Every utterance has both a literal and a use-meaning (philosophers refer to these as an utterance’s “locution” and “illocution,” respectively). The literal meaning is the statement’s “propositional content”; it is what the speaker says. The use-meaning is the intention of the speaker in making the utterance; it is what a speaker means. For example, if someone says “I stand for the national anthem,” the literal meaning of the utterance is that they stand when the national anthem plays. However, the speaker may intend to convey that she is patriotic.
We can use this distinction and the distinction between a Jewish conspiracy and a conspiracy by Jews to develop an account of a certain kind of anti-Semitic trope. On this account, a statement expresses this kind of anti-Semitic trope only if it purports to refer to some conspiracy or effort by Jewish persons to control or subvert some institution, and the speaker means to refer to a Jewish conspiracy or effort, and not just a conspiracy or effort by Jews.

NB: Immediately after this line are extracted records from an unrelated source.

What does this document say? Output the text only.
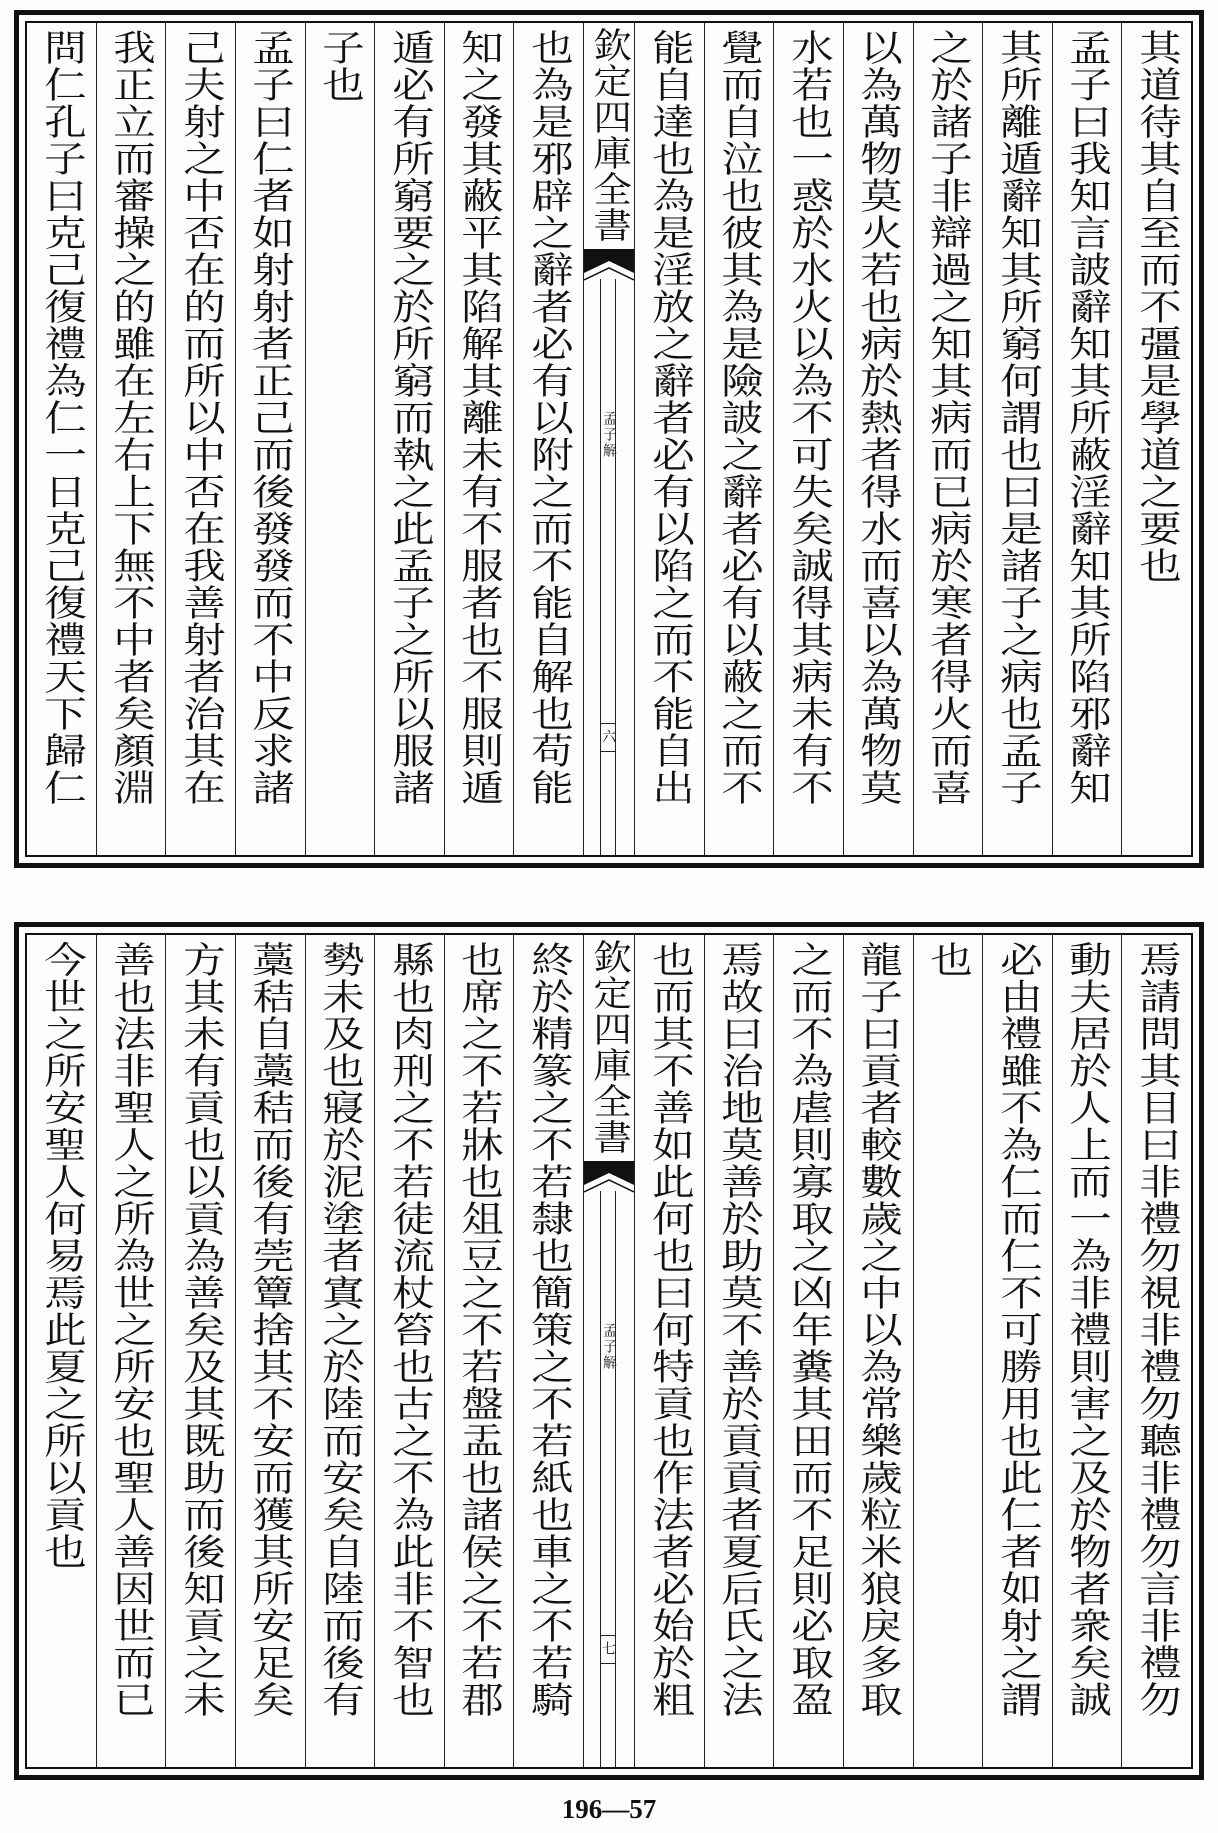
其道待其自至而不彊是學道之要也
孟子曰我知言詖辭知其所蔽淫辭知其所陷邪辭知
其所離遁辭知其所窮何謂也曰是諸子之病也孟子
之於諸子非辯過之知其病而已病於寒者得火而喜
以為萬物莫火若也病於熱者得水而喜以為萬物莫
水若也一惑於水火以為不可失矣誠得其病未有不
覺而自泣也彼其為是險詖之辭者必有以蔽之而不
能自達也為是淫放之辭者必有以陷之而不能自出
欽定四庫全書
孟子解
六
也為是邪辟之辭者必有以附之而不能自解也苟能
知之發其蔽平其陷解其離未有不服者也不服則遁
遁必有所窮要之於所窮而執之此孟子之所以服諸
子也
孟子曰仁者如射射者正己而後發發而不中反求諸
己夫射之中否在的而所以中否在我善射者治其在
我正立而審操之的雖在左右上下無不中者矣顏淵
問仁孔子曰克己復禮為仁一日克己復禮天下歸仁
焉請問其目曰非禮勿視非禮勿聽非禮勿言非禮勿
動夫居於人上而一為非禮則害之及於物者衆矣誠
必由禮雖不為仁而仁不可勝用也此仁者如射之謂
也
龍子曰貢者較數歲之中以為常樂歲粒米狼戾多取
之而不為虐則寡取之凶年糞其田而不足則必取盈
焉故曰治地莫善於助莫不善於貢貢者夏后氏之法
也而其不善如此何也曰何特貢也作法者必始於粗
欽定四庫全書
孟子解
七
終於精篆之不若隸也簡策之不若紙也車之不若騎
也席之不若牀也俎豆之不若盤盂也諸侯之不若郡
縣也肉刑之不若徒流杖笞也古之不為此非不智也
勢未及也寢於泥塗者寘之於陸而安矣自陸而後有
藁秸自藁秸而後有莞簟捨其不安而獲其所安足矣
方其未有貢也以貢為善矣及其既助而後知貢之未
善也法非聖人之所為世之所安也聖人善因世而已
今世之所安聖人何易焉此夏之所以貢也
196—57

Anti-Semitic tropes, then, are in this case the products of both the literal and the use-meaning of statements.
Furthermore, I propose that the ethical status of utterances that fulfill the content requirement for being an anti-Semitic trope is critically dependent upon their use-meaning. A person can non-culpably utter a statement with the same content as an anti-Semitic trope if she did not intend to suggest a Jewish conspiracy and could not reasonably have foreseen that it was anti-Semitic, or if she took adequate, good-faith measures to make it understood that she was not intending to suggest a Jewish conspiracy. As with other kinds of wrongdoing, culpability increases with the degree to which the literal anti-Semitism of the utterance was known to or intended by the speaker. Nevertheless, a harsher, “strict liability” regime for utterances with the same content as anti-Semitic tropes would unduly restrict political discourse, such as criticism of Jewish donors to progressive causes.

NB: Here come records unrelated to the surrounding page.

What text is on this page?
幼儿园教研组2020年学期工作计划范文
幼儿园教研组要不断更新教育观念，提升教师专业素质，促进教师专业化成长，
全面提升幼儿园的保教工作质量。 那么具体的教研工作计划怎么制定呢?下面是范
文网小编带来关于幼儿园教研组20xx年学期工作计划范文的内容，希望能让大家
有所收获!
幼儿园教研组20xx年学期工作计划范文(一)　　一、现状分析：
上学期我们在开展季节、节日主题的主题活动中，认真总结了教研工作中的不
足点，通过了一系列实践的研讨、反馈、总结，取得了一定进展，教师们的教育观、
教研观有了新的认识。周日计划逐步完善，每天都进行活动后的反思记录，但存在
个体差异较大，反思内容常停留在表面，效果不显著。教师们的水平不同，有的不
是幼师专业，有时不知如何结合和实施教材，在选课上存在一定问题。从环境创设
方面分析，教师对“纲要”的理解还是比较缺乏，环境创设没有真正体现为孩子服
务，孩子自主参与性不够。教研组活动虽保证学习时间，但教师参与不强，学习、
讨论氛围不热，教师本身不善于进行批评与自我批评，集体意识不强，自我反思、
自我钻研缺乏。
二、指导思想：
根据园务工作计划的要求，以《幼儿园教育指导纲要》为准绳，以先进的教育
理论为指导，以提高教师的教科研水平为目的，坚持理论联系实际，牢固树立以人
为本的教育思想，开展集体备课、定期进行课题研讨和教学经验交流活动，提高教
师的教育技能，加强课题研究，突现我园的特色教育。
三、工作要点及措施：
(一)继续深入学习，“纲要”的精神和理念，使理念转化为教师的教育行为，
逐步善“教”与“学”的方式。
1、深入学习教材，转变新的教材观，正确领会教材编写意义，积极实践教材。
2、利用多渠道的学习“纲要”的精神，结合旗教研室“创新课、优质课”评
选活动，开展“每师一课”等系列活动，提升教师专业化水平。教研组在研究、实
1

That said, Kass deserves the criticism he has received. On the one hand, the fact that conservatives have argued that Kass did not use anti-Semitic tropes on the grounds that he did not intend to posit a Jewish conspiracy supports my contention that anti-Semitic tropes are products of both literal and use-meaning. On the other hand, one could reasonably believe that Kass did intend to posit a Jewish conspiracy. Kass must be aware that conspiracy theories specifically revolving around George Soros are circulated widely by open anti-Semites, and he seems to place undeserved emphasis on the contribution of this particular wealthy Jewish businessman to progressive political causes in a political system in which multimillion-dollar campaign contributions are not at all infrequent.

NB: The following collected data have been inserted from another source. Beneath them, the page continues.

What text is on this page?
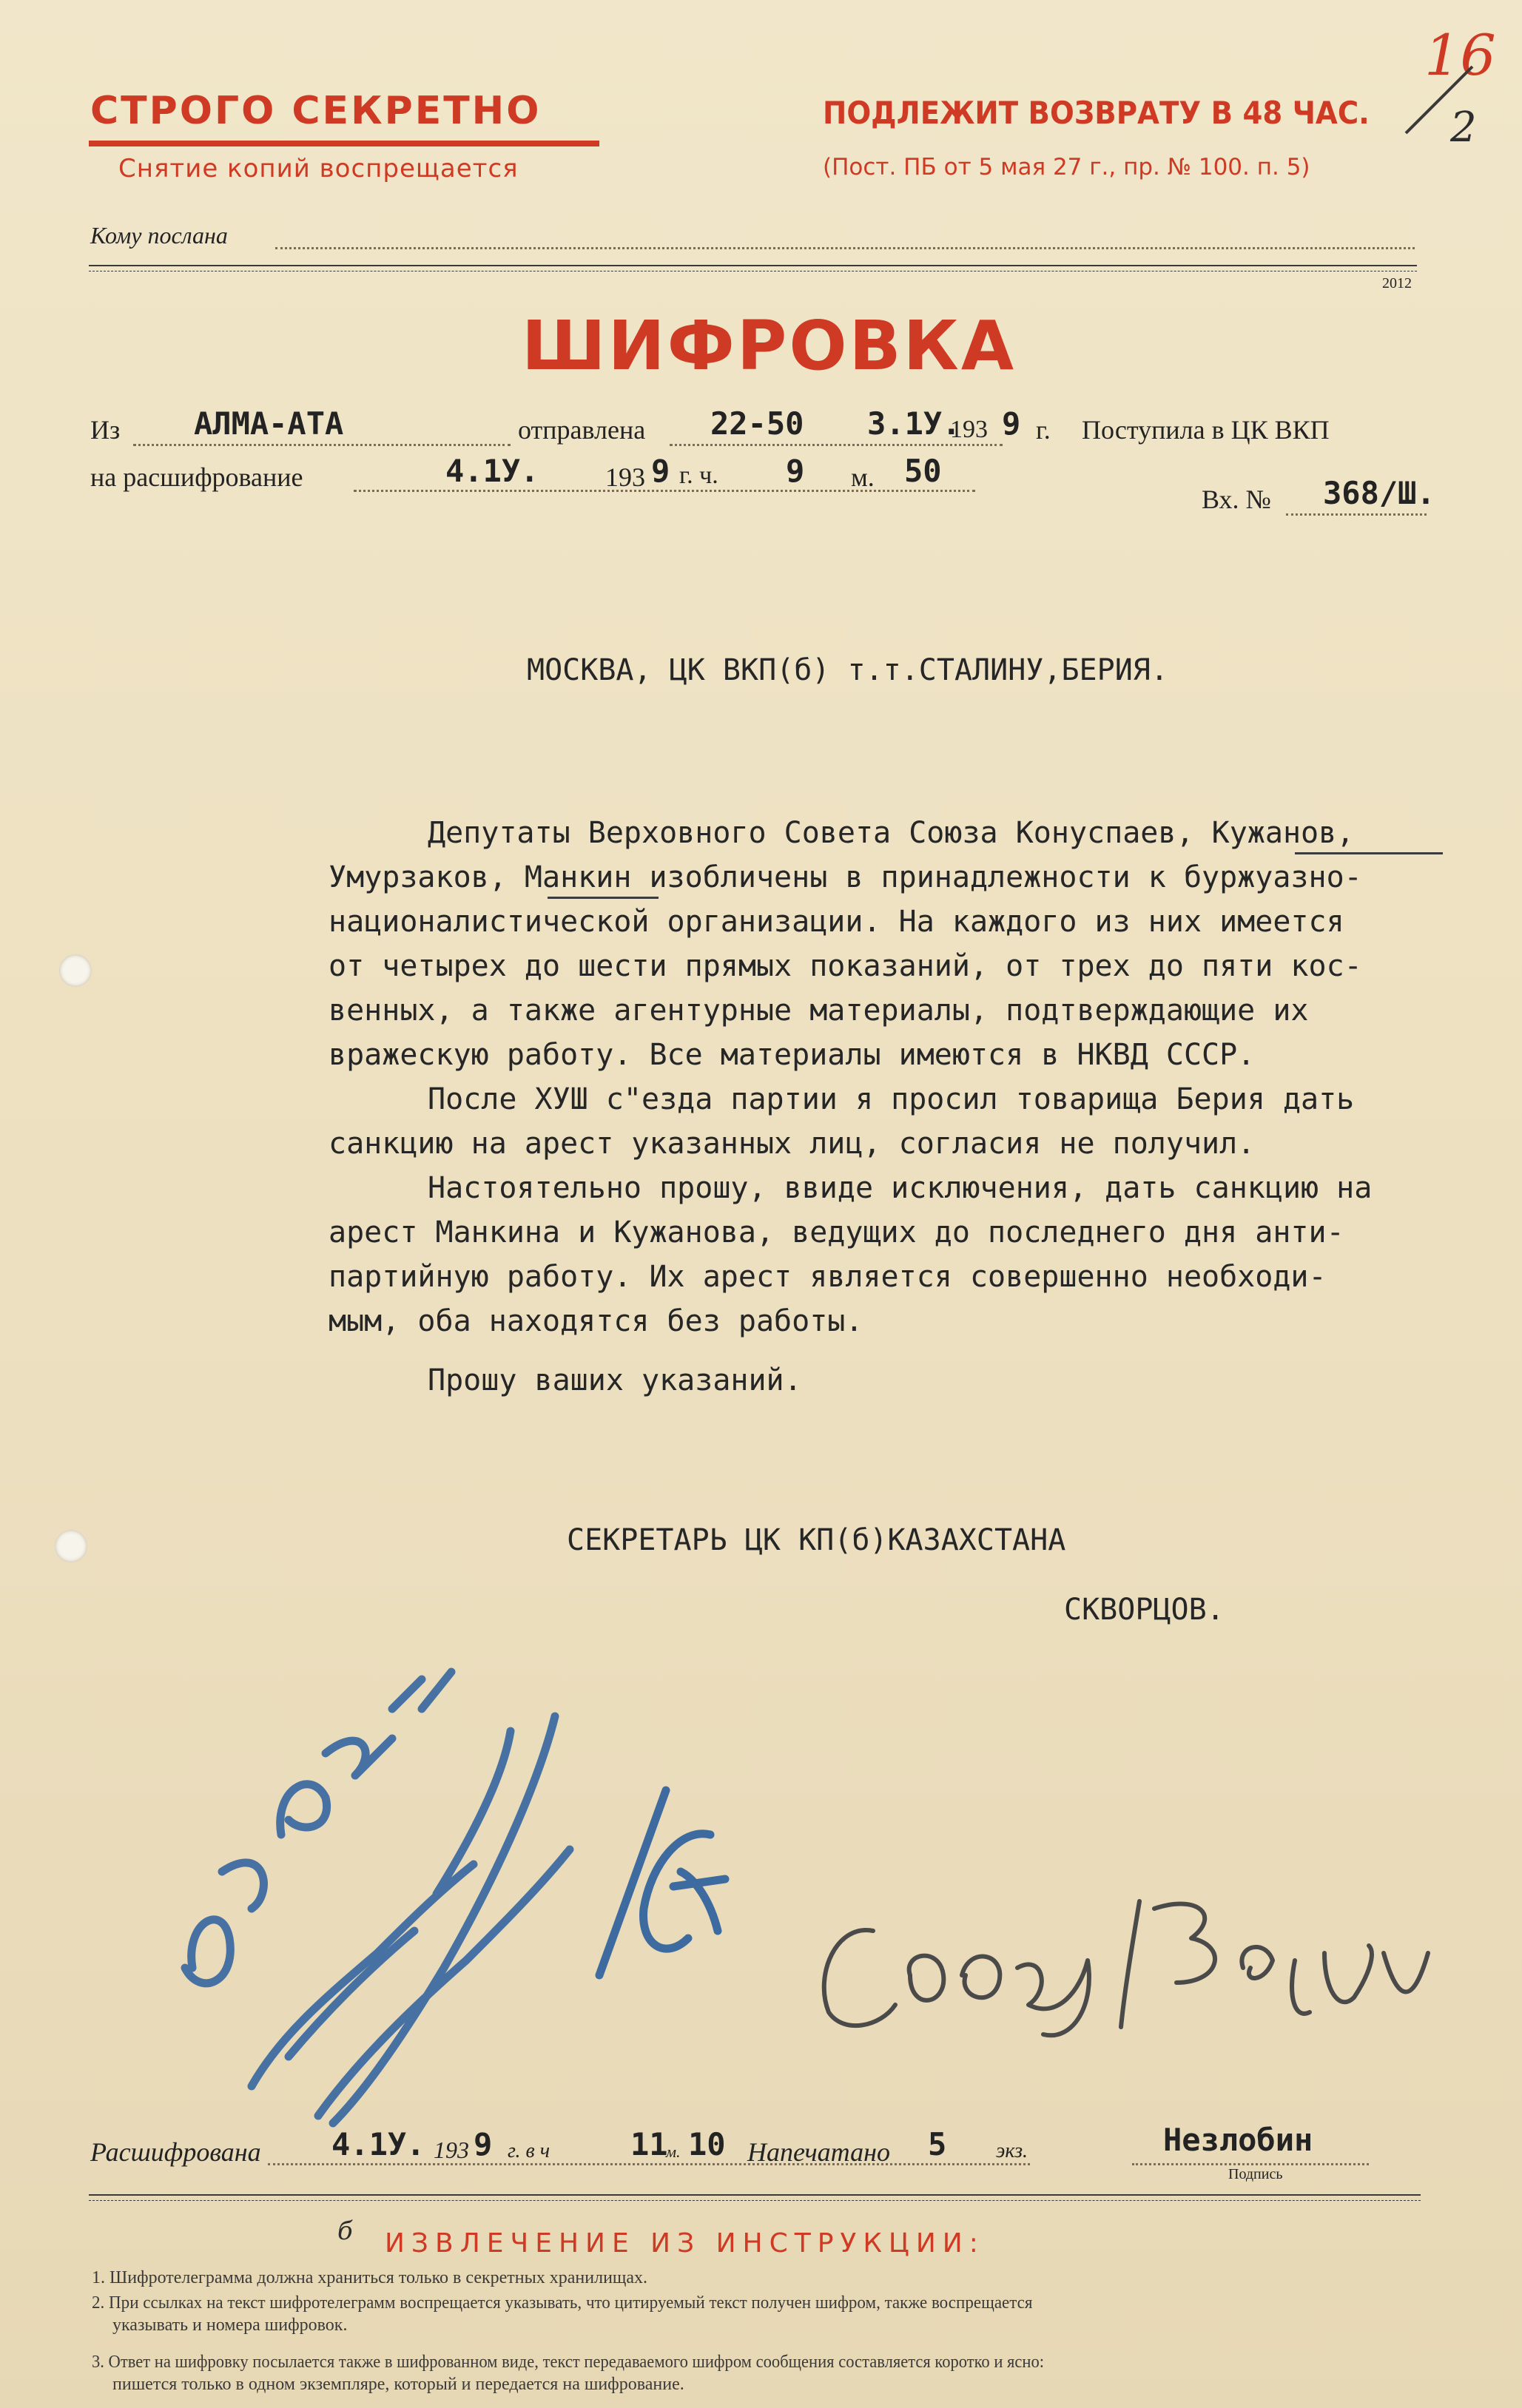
СТРОГО СЕКРЕТНО
Снятие копий воспрещается
ПОДЛЕЖИТ ВОЗВРАТУ В 48 ЧАС.
(Пост. ПБ от 5 мая 27 г., пр. № 100. п. 5)
16
2
Кому послана
2012
ШИФРОВКА
Из АЛМА-АТА	отправлена 22-50 3.1У.
193 9 г. Поступила в ЦК ВКП
на расшифрование	4.1У. 193 9 г. ч. 9 м. 50
Вх. № 368/Ш.
МОСКВА, ЦК ВКП(б) т.т.СТАЛИНУ,БЕРИЯ.
Депутаты Верховного Совета Союза Конуспаев, Кужанов,
Умурзаков, Манкин изобличены в принадлежности к буржуазно-
националистической организации. На каждого из них имеется
от четырех до шести прямых показаний, от трех до пяти кос-
венных, а также агентурные материалы, подтверждающие их
вражескую работу. Все материалы имеются в НКВД СССР.
После ХУШ с"езда партии я просил товарища Берия дать
санкцию на арест указанных лиц, согласия не получил.
Настоятельно прошу, ввиде исключения, дать санкцию на
арест Манкина и Кужанова, ведущих до последнего дня анти-
партийную работу. Их арест является совершенно необходи-
мым, оба находятся без работы.
Прошу ваших указаний.
СЕКРЕТАРЬ ЦК КП(б)КАЗАХСТАНА
СКВОРЦОВ.
Расшифрована 4.1У. 193 9 г. в ч	11
м. 10 Напечатано 5 экз.	Незлобин
Подпись
б ИЗВЛЕЧЕНИЕ ИЗ ИНСТРУКЦИИ:
1. Шифротелеграмма должна храниться только в секретных хранилищах.
2. При ссылках на текст шифротелеграмм воспрещается указывать, что цитируемый текст получен шифром, также воспрещается
указывать и номера шифровок.
3. Ответ на шифровку посылается также в шифрованном виде, текст передаваемого шифром сообщения составляется коротко и ясно:
пишется только в одном экземпляре, который и передается на шифрование.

Given these facts, the best we can say for Kass is that he was negligent in his use of language with the same content as anti-Semitic tropes: he should have known that claiming George Soros is responsible for clandestine funding of progressive causes dovetails with anti-Semitic propaganda, and he should have done something to allay concerns that he intended to suggest a Jewish conspiracy. Moreover, although I believe that those who decry “cancel culture” have legitimate concerns, Kass’s claim that he is a victim of it is a good example of powerful people crying “censorship!” when they encounter criticism. If strong criticism is deserved, a person in a free society must bear its costs.